11. The UE of claim 10, where the at least one processor is further configured to:

generate a first set of parameters, by training a local version of the ML model corresponding to the FL task using at least one training data item stored on the UE, generate a second set of parameters, by training a local version of the ML model corresponding to the FL task using at least one generated coded training data item generated by the UE and at least one generated coded training data item received from other UEs in the cluster of UEs, and transmit the first set of parameters and the second set of parameters to the parameter server.

12. The UE of claim 11, wherein the at least one processor is further configured to:

transmit, to the parameter server, a subscription request indicating the UE is able to perform at least one FL task; and

periodically transmit, to the parameter server, status update messages.

13. A method performed by a parameter server for training machine learning (ML) models using federated learning (FL) in a cellular network, the method comprising:

selecting a set of subscribing user equipments (UEs) from a plurality of subscribing UEs in the cellular network as being suitable for performing an FL task, where each subscribing UE has subscribed to perform at least one FL task;

determining a clustering policy for the FL task, which specifies how to group the selected set of subscribing UEs into a plurality of clusters; and

instructing each cluster of the plurality of clusters of subscribing UEs to perform the FL task.

14. The method of claim 13, further comprising:

receiving a request to run or re-run an FL task with respect to a specific ML model.

15. The method of claim 14, further comprising:

transmitting, to a coordinator for coordinating the execution of FL tasks by the UEs in each cluster, a request to determine a per-cluster data coding optimization policy to be used by each UE in the plurality of clusters when performing the FL task, wherein the per-cluster data coding optimization policy defines how UEs within each cluster transmit data.

16. A method performed by a coordinator for training machine learning (ML) models in a cellular network, the method comprising:

receiving, from a parameter server, a clustering policy for a federated learning (FL) task and information on a set of user equipments (UEs); and

grouping the set of UEs into a plurality of clusters based on the clustering policy,

wherein the clustering policy specifies how to group the set of UEs into the plurality of clusters, and

wherein the set of UEs is selected from a plurality of UEs in the cellular network as being suitable for performing the FL task.

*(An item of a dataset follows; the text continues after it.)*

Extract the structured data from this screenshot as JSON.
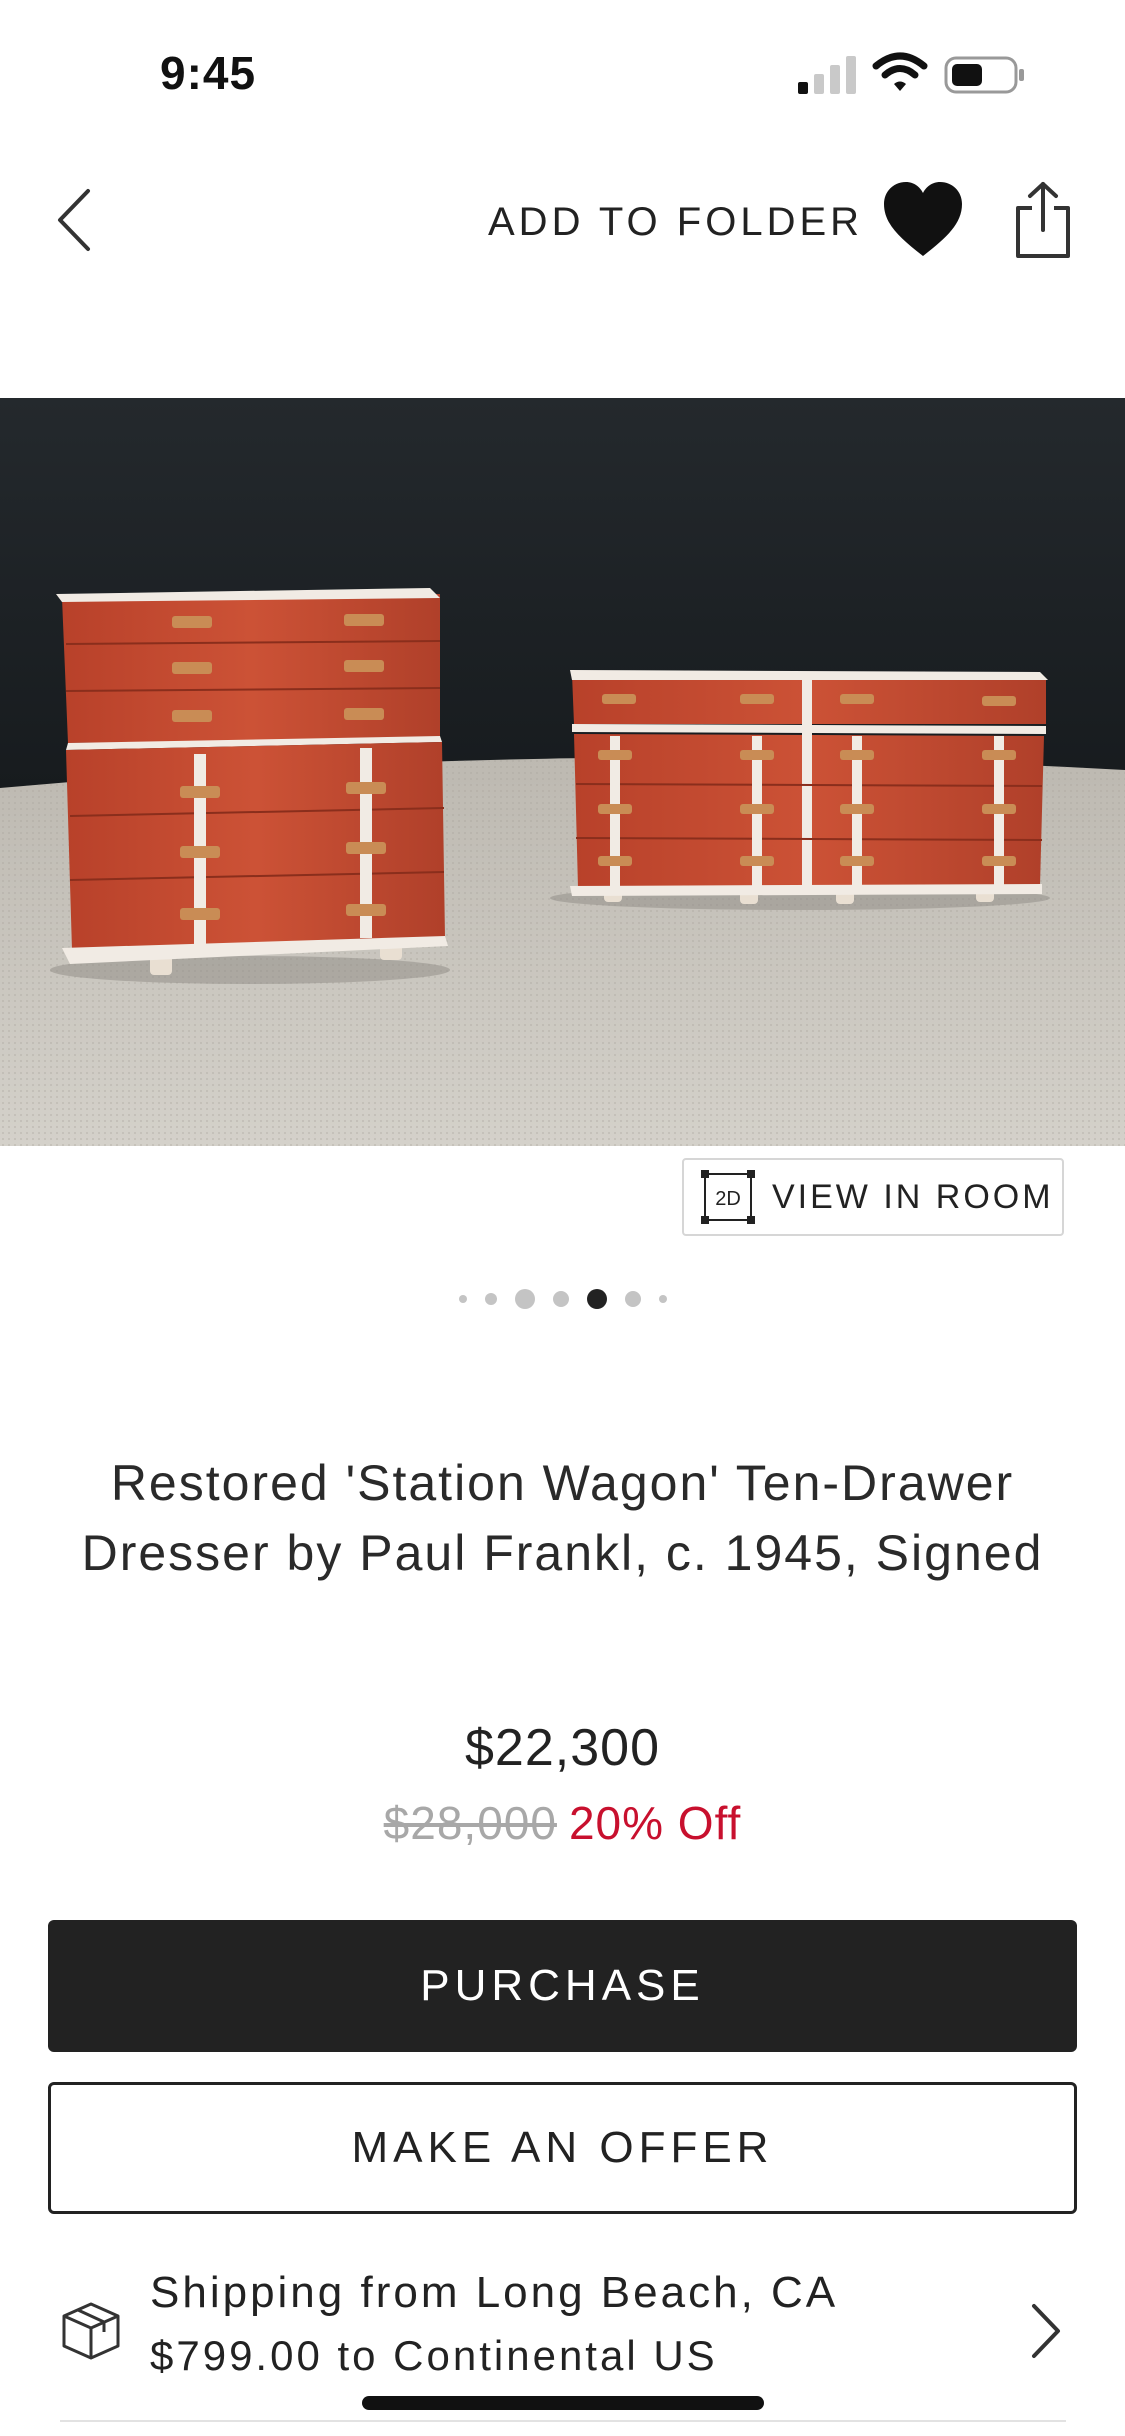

17. The method of claim 16, further comprising:

determining a per-cluster data coding optimization policy to be used by each UE in the plurality of clusters when performing the FL task, wherein the per-cluster data coding optimization policy defines how UEs within each cluster transmit data.

18. The method of claim 17, further comprising:

periodically re-grouping, after a pre-defined time period, the set of UEs into a plurality of clusters based on the clustering policy, while the FL task is being executed; and

re-determining, after the re-grouping, a per-cluster data coding optimization policy to be used by each UE in the plurality of clusters when performing the FL task.

19. The method of claim 16, further comprising:

transmitting, to the parameter server, information on which UEs are in each cluster for the FL task, so that the parameter server is able to instruct the UEs in each cluster to perform the FL task.

20. The method of claim 16, wherein the coordinator is a software application configured to run on a near-real time radio intelligent controller (near-RT-RIC) which controls nodes of the cellular network.